Before his professional career, Switzer starred on the gridiron and in track and field at Kansas State before returning as an administrator. Citing his family, the school announced his death in a statement Sunday. Additional details weren’t provided.
“Veryl was one of the most influential and impactful K-Staters in our lifetime and helped pave the way for so many others to follow in his footsteps,” Wildcats athletic director Gene Taylor said of the first Black scholarship player to graduate from the land-grant institution. “He will be forever remember as a true trailblazer.”
Switzer was an All-American for the Wildcats for three straight seasons, leading the team in rushing in 1952 and 1953, and was selected fourth overall by the Packers in the 1954 draft.
Switzer led the NFL in punt return average during his rookie season, then stepped away from the NFL after 24 games for a stint in the military. He served in the Air Force from 1956-58 before spending two more years playing football in Canada.

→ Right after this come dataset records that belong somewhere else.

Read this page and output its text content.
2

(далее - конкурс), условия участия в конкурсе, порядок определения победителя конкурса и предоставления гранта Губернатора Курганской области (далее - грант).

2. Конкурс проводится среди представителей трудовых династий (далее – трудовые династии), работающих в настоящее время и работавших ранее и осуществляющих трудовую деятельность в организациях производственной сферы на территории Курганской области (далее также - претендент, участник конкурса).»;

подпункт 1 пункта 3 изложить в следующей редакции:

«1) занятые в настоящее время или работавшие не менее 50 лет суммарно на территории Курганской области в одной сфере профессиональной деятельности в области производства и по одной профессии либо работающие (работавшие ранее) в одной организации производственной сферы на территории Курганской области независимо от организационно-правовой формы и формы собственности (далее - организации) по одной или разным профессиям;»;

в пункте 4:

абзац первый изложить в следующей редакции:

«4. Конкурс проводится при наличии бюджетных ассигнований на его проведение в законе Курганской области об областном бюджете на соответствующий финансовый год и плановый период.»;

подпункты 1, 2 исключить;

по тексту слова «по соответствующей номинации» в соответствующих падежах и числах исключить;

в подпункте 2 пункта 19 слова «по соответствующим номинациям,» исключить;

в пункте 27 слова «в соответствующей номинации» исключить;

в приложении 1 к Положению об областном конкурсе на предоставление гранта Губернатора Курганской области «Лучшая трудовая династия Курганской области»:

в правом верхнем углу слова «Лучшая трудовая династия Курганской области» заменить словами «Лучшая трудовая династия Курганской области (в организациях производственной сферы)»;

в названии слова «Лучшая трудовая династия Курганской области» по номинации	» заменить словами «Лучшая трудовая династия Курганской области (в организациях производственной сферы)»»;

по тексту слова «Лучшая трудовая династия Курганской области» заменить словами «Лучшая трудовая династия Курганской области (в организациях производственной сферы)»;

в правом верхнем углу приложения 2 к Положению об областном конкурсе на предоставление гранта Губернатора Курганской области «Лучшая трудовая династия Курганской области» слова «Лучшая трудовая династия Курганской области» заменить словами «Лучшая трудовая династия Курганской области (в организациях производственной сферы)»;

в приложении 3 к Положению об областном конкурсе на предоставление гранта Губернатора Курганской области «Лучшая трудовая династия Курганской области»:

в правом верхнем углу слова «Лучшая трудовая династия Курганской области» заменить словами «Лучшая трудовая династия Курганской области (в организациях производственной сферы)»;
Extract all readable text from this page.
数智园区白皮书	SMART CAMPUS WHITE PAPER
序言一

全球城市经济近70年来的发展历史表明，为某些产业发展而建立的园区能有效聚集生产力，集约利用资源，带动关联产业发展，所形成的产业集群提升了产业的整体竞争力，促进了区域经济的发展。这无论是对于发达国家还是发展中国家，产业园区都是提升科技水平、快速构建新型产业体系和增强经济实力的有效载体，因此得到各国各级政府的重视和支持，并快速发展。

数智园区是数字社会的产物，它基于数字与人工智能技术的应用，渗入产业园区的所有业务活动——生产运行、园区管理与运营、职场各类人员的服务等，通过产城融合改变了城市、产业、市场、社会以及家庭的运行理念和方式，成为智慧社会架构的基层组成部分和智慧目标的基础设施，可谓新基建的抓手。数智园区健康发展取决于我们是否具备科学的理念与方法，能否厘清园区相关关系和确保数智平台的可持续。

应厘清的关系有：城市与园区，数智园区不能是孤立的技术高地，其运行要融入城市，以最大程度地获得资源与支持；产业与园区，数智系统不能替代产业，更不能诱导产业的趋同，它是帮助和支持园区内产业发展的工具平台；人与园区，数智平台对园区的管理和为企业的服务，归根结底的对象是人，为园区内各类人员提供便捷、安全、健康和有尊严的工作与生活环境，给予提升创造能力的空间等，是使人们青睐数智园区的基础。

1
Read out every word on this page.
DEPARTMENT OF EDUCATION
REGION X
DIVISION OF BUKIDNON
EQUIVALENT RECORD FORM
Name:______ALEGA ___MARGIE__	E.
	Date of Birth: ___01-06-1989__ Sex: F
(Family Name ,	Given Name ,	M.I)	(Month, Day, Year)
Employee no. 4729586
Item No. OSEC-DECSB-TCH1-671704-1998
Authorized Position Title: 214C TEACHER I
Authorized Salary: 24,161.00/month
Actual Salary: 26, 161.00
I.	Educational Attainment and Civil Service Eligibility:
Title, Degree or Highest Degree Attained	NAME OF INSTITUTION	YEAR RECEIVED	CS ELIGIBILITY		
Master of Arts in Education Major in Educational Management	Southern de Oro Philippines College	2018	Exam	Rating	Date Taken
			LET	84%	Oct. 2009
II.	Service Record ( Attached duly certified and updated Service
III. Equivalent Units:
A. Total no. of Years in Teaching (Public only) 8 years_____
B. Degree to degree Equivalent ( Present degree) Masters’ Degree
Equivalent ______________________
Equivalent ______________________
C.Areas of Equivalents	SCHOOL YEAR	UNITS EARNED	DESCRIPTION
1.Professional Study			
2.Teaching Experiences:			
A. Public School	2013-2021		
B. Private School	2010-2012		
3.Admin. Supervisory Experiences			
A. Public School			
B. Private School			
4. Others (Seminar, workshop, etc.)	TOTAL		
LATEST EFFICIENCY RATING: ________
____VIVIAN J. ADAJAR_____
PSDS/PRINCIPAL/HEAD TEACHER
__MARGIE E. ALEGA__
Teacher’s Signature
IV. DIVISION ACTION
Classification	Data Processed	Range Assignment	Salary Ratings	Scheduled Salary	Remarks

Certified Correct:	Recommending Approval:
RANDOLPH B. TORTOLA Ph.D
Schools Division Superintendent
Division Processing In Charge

Switzer spent a decade working at the Chicago Board of Education before returning to Kansas State, where he developed the school's first university-wide student minority program. Many programs that exist today were began by Switzer, such as Ebony Theater, United Black Voices, Hispanic advocacy groups and Black Student Union.
Switzer, who earned his master's in education from Kansas State in 1974, was a charter member of the school's athletics hall of fame in 1990. He was placed in the school's football ring of honor in 2002.